Outra coisa: tudo que acontece dentro do mundo é natural, ordinário. Mesmo
que a gente não compreenda o acontecido, momentaneamente.

2009/7/26 Francisco Antonio Doria <[email protected]>

> Não qualificaria o surgimento do universo de `extraordinário.' Só se fosse
> algo de fora das leis da física, e não parece ter sido.
>
> Você fala em `verdade.' Parece ser, este conceito, algo essencialmente
> ocidental, e recente.
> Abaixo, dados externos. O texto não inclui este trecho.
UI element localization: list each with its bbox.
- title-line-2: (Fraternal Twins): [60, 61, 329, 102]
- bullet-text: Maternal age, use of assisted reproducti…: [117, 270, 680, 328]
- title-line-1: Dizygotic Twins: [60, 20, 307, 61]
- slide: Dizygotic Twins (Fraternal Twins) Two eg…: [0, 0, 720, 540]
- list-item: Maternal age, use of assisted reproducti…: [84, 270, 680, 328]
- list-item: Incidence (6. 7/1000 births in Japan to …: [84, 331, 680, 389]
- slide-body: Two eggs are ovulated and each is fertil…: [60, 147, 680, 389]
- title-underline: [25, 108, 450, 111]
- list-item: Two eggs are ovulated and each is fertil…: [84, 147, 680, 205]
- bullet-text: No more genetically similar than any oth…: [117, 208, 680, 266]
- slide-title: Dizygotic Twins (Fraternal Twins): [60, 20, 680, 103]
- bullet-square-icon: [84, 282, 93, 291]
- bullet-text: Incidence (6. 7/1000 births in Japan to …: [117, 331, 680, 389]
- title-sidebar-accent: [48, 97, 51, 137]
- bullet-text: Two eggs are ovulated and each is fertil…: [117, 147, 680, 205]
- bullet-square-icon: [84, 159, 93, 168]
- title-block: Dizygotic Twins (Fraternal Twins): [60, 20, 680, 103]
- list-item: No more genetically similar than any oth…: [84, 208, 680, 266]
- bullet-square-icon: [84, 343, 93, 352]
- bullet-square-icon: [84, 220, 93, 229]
Ueritas, em latim, não é cognato a alétheia, em grego.
> Hitita não tinha palavra para verdade; sânscrito védico, também não. Ou
> seja, no IE comum, e muito menos no PIE, esse conceito não parece ter
> existido.
>
> 2009/7/26 Frank Thomas Sautter <[email protected]>
>
>> João Marcos,
>> ótima a indicação das colunas do Hélio, felizmente ele está de volta após
>> um período de ausência.
>>
>> Nessa coluna em particular, entretanto, ele confunde possibilidade lógica
>> com possibilidade física: um milagre NÃO é uma impossibilidade lógica. Que
>> Calvino e os católicos não possam estar ambos corretos TAMBÉM NÃO é uma
>> necessidade lógica, pois depende da lógica empregada. Defendo a lógica
>> clássica, portanto, nesse caso, estou APENAS desempenhando o papel de
>> advogado do diabo, pois tendo a concordar que Calvino e os católicos não
>> podem estar ambos corretos (apesar dos esforços irenistas de Leibniz para
>> conciliá-los!)
>>
>> Milagres são eventos extraordinários. Entendo pouco de física, mas as
>> teorias físicas mais recentes não postulam que o universo surgiu de um
>> evento extraordinário? (posso usar a palavra "evento" quando ainda não há
>> universo? posso usar "ainda"? posso usar "haver"? isso não cheira a teologia
>> apofática?) Talvez Doria ou outro colega especialista em física possa
>> esclarecer a questão.
>>
>> O assunto é doloroso para mim, suscita sentimentos estranhos. Mas, talvez
>> não seja possível afastá-lo do horizonte das discussões, talvez sem uma
>> metafísica definida não haja uma lógica possível.
>>
>> A razão exige a verdade, mas, às vezes, a razão parece não ser tudo o que
>> importa. Apesar de haver muita gente ruim a serviço de um "deus tirano", há
>> indivíduos bons, de coração puro (aasim como há indivíduos bons, de coração
>> puro, que não estão a serviço de um "deus tirano"). Por que importuná-los?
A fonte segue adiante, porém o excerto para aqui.